How to get a substring of a String


#1

Hi,
what is the best way to get a substring of a String?
I couldn’t find a substr method or similar.

Let’s assume I have a String like “Golden Eagle” and I want to get the first 6 characters, that is “Golden”.

How can I do that?

Markus


#2

Strings can be sliced using the index operator:

let slice = &"Golden Eagle"[..6];
println!("{}", slice);

The syntax is generally v[M..N], where M < N. This will return a slice from M up to, but not including, N. There are also some more sugary syntax, like [..N] (everything up to N), [N..] (everything from N and forwards) and [..] (everything).

It’s the same for String, as well as vector/array types.


#3

It’s important to note that this is a slice of bytes, it will not actually return the first six characters.

let slice = &"Können"[..6];
println!("{}", slice);

prints Könne.


#4

Good point. I thought that something felt fishy when I remembered that you cannot index a string and get a character.


#5

Yes, and that’s exactly why :smile:

The issue with your question, @mjais, is that ‘character’ isn’t a well-defined thing in the unicode universe. Check out http://doc.rust-lang.org/nightly/book/strings.html#indexing


#6

something like http://is.gd/PIX31l should do the trick for indexing unicode codepoints but this still would not handle strings with combining characters. I wonder if there is a more obvious or easier way to do this.


#7

You want graphemes, but I believe that was de-stabilised because it might/might not be moving to an external crate.

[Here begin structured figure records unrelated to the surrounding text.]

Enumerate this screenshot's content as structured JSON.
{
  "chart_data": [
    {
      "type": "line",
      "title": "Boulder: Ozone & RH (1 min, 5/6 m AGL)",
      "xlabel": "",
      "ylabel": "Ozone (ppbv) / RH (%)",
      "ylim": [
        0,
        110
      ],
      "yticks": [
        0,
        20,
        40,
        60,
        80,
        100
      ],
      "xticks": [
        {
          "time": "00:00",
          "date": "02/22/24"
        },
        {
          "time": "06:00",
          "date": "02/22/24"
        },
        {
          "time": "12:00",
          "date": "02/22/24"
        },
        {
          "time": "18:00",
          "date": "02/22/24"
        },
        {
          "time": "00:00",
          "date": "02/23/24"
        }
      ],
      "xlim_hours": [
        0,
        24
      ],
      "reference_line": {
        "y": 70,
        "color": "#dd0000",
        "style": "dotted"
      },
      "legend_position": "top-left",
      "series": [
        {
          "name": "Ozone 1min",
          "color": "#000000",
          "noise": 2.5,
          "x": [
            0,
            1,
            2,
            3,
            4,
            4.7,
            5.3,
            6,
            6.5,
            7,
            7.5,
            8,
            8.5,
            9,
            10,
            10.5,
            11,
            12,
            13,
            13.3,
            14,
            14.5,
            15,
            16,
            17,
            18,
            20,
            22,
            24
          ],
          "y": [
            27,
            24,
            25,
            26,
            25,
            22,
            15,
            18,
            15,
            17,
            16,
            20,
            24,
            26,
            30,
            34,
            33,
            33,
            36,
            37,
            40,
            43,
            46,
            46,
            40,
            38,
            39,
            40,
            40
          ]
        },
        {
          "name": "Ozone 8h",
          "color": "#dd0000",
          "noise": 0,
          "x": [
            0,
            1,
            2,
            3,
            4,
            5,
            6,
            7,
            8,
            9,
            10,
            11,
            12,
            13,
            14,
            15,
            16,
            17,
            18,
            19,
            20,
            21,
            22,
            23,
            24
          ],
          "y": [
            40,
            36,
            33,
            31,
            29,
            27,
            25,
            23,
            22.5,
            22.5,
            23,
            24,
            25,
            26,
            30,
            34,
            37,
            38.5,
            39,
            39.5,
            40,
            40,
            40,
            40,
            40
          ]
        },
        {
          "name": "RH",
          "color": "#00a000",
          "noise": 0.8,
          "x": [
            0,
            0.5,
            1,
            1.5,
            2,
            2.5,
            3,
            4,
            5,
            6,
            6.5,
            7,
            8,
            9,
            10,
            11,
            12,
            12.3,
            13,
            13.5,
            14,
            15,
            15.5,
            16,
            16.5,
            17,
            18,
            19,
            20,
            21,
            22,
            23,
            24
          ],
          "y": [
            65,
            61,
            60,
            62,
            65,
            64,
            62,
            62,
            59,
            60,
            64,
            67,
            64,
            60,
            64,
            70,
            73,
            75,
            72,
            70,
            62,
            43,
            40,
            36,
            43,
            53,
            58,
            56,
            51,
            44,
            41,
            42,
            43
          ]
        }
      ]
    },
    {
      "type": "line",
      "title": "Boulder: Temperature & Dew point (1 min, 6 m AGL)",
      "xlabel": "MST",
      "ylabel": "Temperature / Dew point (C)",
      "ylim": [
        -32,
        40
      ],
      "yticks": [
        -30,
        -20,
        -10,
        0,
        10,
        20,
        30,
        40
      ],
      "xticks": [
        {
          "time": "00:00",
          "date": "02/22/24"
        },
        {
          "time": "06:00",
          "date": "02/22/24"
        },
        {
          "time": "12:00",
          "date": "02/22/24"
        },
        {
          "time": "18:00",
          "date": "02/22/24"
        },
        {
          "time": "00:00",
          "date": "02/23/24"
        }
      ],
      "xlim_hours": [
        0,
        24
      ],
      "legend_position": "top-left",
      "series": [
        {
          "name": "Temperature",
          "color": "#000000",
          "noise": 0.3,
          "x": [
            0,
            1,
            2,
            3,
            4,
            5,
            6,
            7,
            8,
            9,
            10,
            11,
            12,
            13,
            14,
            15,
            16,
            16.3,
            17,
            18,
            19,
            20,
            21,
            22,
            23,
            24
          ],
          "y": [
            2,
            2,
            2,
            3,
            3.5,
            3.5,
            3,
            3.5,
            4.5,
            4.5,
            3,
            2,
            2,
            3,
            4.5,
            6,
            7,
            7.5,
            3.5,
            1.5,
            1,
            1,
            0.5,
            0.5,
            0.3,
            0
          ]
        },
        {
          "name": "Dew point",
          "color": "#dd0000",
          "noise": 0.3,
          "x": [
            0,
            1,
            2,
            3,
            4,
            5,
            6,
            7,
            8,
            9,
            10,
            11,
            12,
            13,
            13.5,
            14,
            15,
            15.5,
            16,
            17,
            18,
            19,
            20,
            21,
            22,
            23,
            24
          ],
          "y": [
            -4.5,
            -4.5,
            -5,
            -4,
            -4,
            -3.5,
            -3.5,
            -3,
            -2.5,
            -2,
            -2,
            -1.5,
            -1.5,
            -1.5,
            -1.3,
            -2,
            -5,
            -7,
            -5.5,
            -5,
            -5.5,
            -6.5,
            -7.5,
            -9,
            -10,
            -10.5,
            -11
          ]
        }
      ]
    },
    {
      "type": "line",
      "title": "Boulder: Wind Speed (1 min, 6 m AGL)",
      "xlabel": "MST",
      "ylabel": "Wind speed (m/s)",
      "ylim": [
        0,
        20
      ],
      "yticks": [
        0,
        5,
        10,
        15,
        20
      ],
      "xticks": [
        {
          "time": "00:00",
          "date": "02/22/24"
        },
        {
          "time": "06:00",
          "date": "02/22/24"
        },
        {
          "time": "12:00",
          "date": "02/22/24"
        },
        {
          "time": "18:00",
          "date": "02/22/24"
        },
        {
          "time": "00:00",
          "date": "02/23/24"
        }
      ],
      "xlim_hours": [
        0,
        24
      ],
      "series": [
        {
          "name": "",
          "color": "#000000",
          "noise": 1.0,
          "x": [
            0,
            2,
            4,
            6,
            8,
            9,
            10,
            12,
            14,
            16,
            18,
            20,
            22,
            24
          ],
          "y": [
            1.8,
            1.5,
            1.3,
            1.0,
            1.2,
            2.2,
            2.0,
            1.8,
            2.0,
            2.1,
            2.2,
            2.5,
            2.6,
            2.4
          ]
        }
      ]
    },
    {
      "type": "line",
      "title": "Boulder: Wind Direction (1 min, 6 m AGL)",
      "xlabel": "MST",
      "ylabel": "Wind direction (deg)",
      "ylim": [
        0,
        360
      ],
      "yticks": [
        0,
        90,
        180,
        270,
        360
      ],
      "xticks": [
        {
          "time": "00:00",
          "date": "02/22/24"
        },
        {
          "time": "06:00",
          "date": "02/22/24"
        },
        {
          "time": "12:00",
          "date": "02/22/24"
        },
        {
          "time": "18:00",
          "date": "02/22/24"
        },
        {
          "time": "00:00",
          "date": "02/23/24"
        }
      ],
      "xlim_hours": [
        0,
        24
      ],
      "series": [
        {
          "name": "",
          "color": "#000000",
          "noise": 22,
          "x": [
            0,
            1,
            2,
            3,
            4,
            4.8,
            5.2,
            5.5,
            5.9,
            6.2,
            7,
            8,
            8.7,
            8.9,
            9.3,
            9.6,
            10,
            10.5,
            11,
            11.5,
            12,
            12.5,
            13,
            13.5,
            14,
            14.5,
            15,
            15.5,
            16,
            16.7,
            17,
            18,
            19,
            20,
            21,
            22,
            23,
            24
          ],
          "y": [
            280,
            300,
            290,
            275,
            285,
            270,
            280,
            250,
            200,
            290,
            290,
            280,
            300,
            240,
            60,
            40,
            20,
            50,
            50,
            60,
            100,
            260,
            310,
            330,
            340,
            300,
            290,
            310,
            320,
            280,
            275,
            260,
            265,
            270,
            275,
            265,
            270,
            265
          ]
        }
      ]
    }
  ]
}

Frankly, “how do I get the first X characters” is almost never a valid question in the first place: there’s pretty much no reason to ever do it.


#8

Thanks for all the answers. Very helpful!!!.

I will look at the links.
I understand that the problem is harder than it seems, particularly if one wants Unicode support and efficiency at the same time :smile:


#9

be careful - this code can cause panicking.


#10

It’s only useful in this special case. See the rest of the comments.